## 📖 Quick Start

First install the necessary packages with (using a virtual environment is recommended, tested with python 3.11.3):
```
conda create --name oracle python=3.11.3
conda activate oracle
pip install -r requirements.txt
```
Then open ```.env``` file and replace "xxx" with your own LLM API key.

We provide three shell files to help quickly reproduce the performance of GPT-4.1 in the Oracle benchmark. 

* If you want to start a baseline test, try
    ```
    sh run_script_baseline.sh
    ```
    
* If you want to evaluate the performance of GPT-4.1 in a black-box named 'simple_substitution' from Encryption Rule Inference (ERI) task, try
    ```
    sh run_script_simple_substitution.sh
    ```

* If you want to start a concurrent 10@1 evaluation of all 19 benchmarked models for the Encryption Rule Inference (ERI) task, try
    ```
    sh run_script_concurrent.sh
    ```

The interaction history will be save under ```./history```, and the results will be saved under ```./results```.



## 📖 Easy Scaling

The Oracle benchmark features easy scaling. You can easily build a new black-box with the following steps:

1. If you want to build a black-box for existing tasks:
    * Add a json file that describes the mapping rules of a black-box to corresponding task folder (e.g., ```./task/encryption/easy```).
    * run ```python main.py --eva_model_family --eva_model_name gpt-4.1 --task 'task_name'```.

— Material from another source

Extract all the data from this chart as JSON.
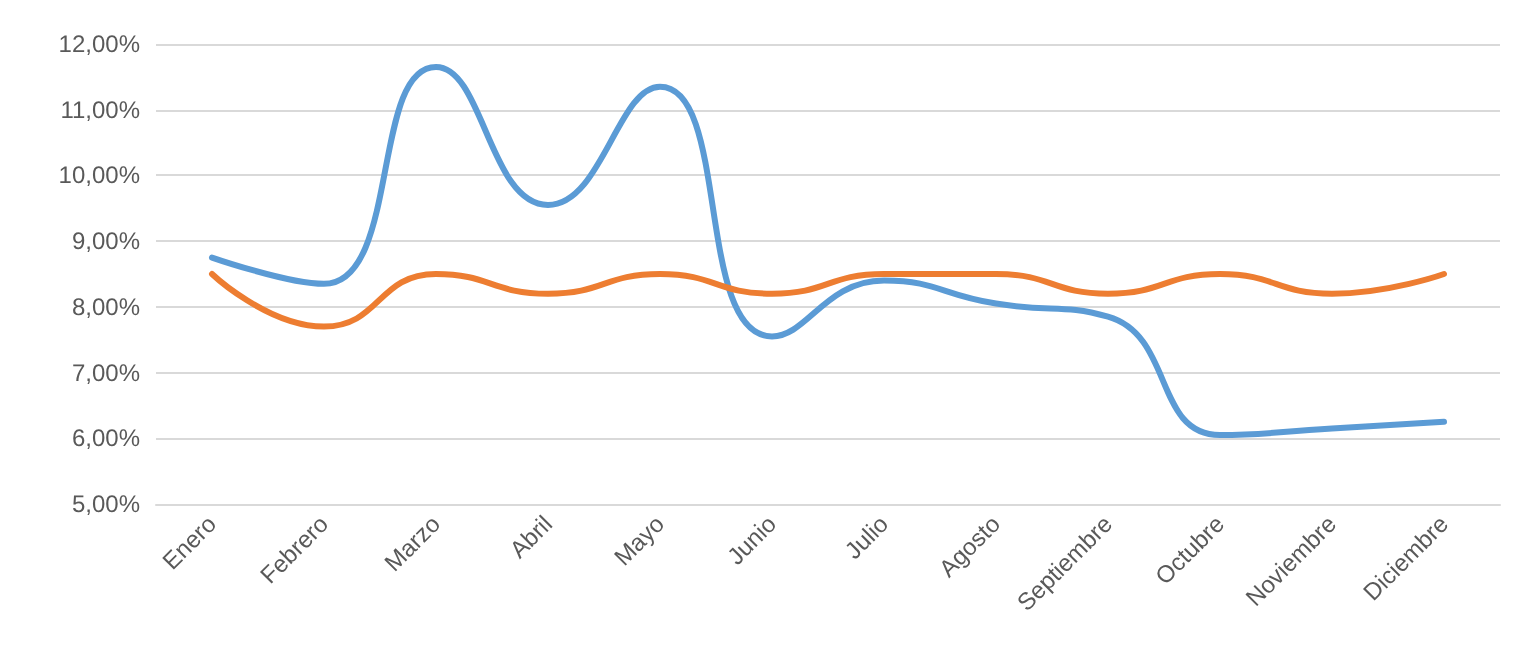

2. If you want to build a new black-box task:
    * Build a task folder under ```./task```, write the task introduction and system prompt for models in ```task_intro``` and ```player_system_prompt``` respectively.
    * (Optional) Add related functions for black-box implementation in ```./ckpt.py``` if needed.
    * Build a task folder under ```./platforms```, write request and system prompt for the automatic black-box generation framework.
    * Build a task folder under ```./test```, write prompt for test sample generator, and complete related code in ```TestSamplesGenerator``` class in ```./auto_generation.py```.
    * run ```python main.py --eva_model_family --eva_model_name gpt-4.1 --task 'task_name'```.

The generated interaction history during iterative debugging will be saved in ```./logs```.